Iniciei a maratona dos filmes indicados ao Oscar desse ano, para exercitar a análise crítica dos filmes. 

Queria ter visto o filme após ler o livro, mas acabou que ainda não li. Confesso que não gostei de algumas coisas no roteiro e nas atuações, mas devido a algumas obrigações que a Netflix tem feito aos seus diretores, acredito que parte do problema seja esse.

Tem um motivo por eu colocá-lo nessa lista, me apaixonei profundamente pela direção de arte feita por Tamara Deverell (talvez agora comece um discurso passional). Tudo faz muito sentido no filme, primeiro a referência a pinturas do período renascentista, algumas que identifiquei foram o quadro As Meninas de Diego Velázquez, O Casal Arnolfini de Jan van Eyck e O homem vitruviano de Leonardo Da Vinci. Faz muito sentido na ideia da história, já que é um homem que acredita ser Deus, criando uma nova criatura. Outro ponto que me chamou atenção dentro desse universo visual foi a maquiagem da criatura que se assemelha a desenhos de anatomia nos livros. 

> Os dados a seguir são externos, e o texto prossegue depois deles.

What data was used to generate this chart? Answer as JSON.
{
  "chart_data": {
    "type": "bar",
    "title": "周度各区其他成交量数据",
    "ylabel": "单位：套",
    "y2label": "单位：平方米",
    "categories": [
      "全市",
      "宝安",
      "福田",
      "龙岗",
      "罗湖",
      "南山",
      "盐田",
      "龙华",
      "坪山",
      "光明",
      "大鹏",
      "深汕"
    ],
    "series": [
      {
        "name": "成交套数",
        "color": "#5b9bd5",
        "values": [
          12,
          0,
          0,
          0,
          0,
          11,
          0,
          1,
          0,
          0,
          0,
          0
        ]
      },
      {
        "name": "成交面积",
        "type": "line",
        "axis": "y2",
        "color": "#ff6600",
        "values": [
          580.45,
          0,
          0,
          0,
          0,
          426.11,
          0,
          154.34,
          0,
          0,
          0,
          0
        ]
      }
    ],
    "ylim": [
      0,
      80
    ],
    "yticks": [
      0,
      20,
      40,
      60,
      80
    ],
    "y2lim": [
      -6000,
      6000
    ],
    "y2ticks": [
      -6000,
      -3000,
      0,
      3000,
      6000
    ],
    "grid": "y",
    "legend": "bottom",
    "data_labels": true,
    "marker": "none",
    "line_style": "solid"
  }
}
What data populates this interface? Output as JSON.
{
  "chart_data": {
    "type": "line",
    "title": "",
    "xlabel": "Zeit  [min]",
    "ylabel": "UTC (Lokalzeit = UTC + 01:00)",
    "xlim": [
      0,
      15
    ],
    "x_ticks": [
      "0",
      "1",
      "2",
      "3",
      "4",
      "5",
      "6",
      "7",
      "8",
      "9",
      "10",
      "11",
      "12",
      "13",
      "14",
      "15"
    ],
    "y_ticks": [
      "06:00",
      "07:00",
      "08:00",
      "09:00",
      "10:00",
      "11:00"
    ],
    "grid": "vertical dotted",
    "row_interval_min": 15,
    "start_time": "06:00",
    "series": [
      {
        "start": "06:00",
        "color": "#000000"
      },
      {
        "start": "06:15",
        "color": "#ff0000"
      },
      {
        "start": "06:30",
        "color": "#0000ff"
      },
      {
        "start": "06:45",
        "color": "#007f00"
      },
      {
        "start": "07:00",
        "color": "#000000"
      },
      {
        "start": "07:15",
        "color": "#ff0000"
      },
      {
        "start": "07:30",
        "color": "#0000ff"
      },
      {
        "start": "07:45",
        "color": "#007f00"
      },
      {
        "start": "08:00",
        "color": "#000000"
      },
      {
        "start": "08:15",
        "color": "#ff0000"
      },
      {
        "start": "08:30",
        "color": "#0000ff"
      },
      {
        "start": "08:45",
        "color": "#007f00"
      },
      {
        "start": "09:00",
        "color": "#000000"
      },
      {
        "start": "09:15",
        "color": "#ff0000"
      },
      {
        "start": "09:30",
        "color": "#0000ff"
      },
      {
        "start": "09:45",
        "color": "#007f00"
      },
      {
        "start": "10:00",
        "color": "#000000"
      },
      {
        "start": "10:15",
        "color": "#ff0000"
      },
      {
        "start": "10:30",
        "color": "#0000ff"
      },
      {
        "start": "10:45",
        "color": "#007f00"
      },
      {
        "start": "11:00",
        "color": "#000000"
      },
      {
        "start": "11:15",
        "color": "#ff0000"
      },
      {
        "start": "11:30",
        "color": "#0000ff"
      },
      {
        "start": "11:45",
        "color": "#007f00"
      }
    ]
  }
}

Por último, são os efeitos práticos utilizados de forma que desse mais vida à história. 

Um filme que recomendo pelo estudo das cores e referências visuais.



Canais no Youtube

Cocorrina

Vídeo com música instrumental e cada um com um tema, mas o que chama atenção são as artes feitas para ilustrar, todas feitas à mão e você pode ver o processo no mesmo canal.


Anna Cebey

Vlogs feitos pensando no visual e com músicas suaves, sem narração, mas com legendas.

Ultimamente tenho me apaixonado por esses tipos de vídeo, um vlog mais focado no som ambiente ou apenas com instrumentais e as ideias são transmitidas pelas legendas, quase como o filme sem som funcionava antes. Até então, eu só encontrei canais de gringas, mas esse é um canal de uma brasileira.



Era para eu ter feito o texto das inspirações de dezembro de 2025, mas infelizmente, com as reorganizações do meu dia, não postei, mas queria deixar uma listinha aqui, sem muito texto, mas com umas observações. 



Leituras

Do que você tem medo de Jéssica Goes

Comprei a HQ na CCXP e foi uma leitura que me impactou muito, positivamente. Levei esse questionamento para minha vida e comecei a pensar em quais eram os medos que me deixavam paralisada. 


Daruma: Identidade de Monge Han

Já tinha gostado muito do primeiro volume da HQ, mas esse segundo conseguiu ser ainda melhor, amei cada parte dessa história. Teve uma frase que me impactou, que a personagem principal fala: “Prefiro o risco de falhar nesse caminho do que fingir ou seguir qualquer outro”, e tenho levado isso para a minha vida.


Quase tudo são flores de Karipola 

Essa HQ é outra que ainda quero reler durante os próximos anos. Aqui tem muitas coisas de que gostei. Ao mesmo tempo que traz a leveza do cotidiano, também questiona costumes que nos são impostos, uma história que me colocou para pensar no que preciso mudar.




Filmes

O agente secreto de Kleber Mendonça Filho

Não vou me explicar muito aqui, apenas vejam esse filme, vale cada segundo, o cinema brasileiro sempre muito rico. 


Canal Youtube

nao

Na mesma estética que falei do canal da Anna Cebey, esse foi o primeiro canal que chegou para mim e foi quando fiquei obcecada.


Megan Tan

A criadora do canal cria diversos vídeos em uma estética de filme, mas também fala sobre os processos de fazê-los. O que me levou a ver mais dos vídeos foi quando ela começou a compartilhar sobre buscar de novo aquele brilho em fazer o que gosta (era o que eu estava buscando também). Todos os vídeos valem muito a pena.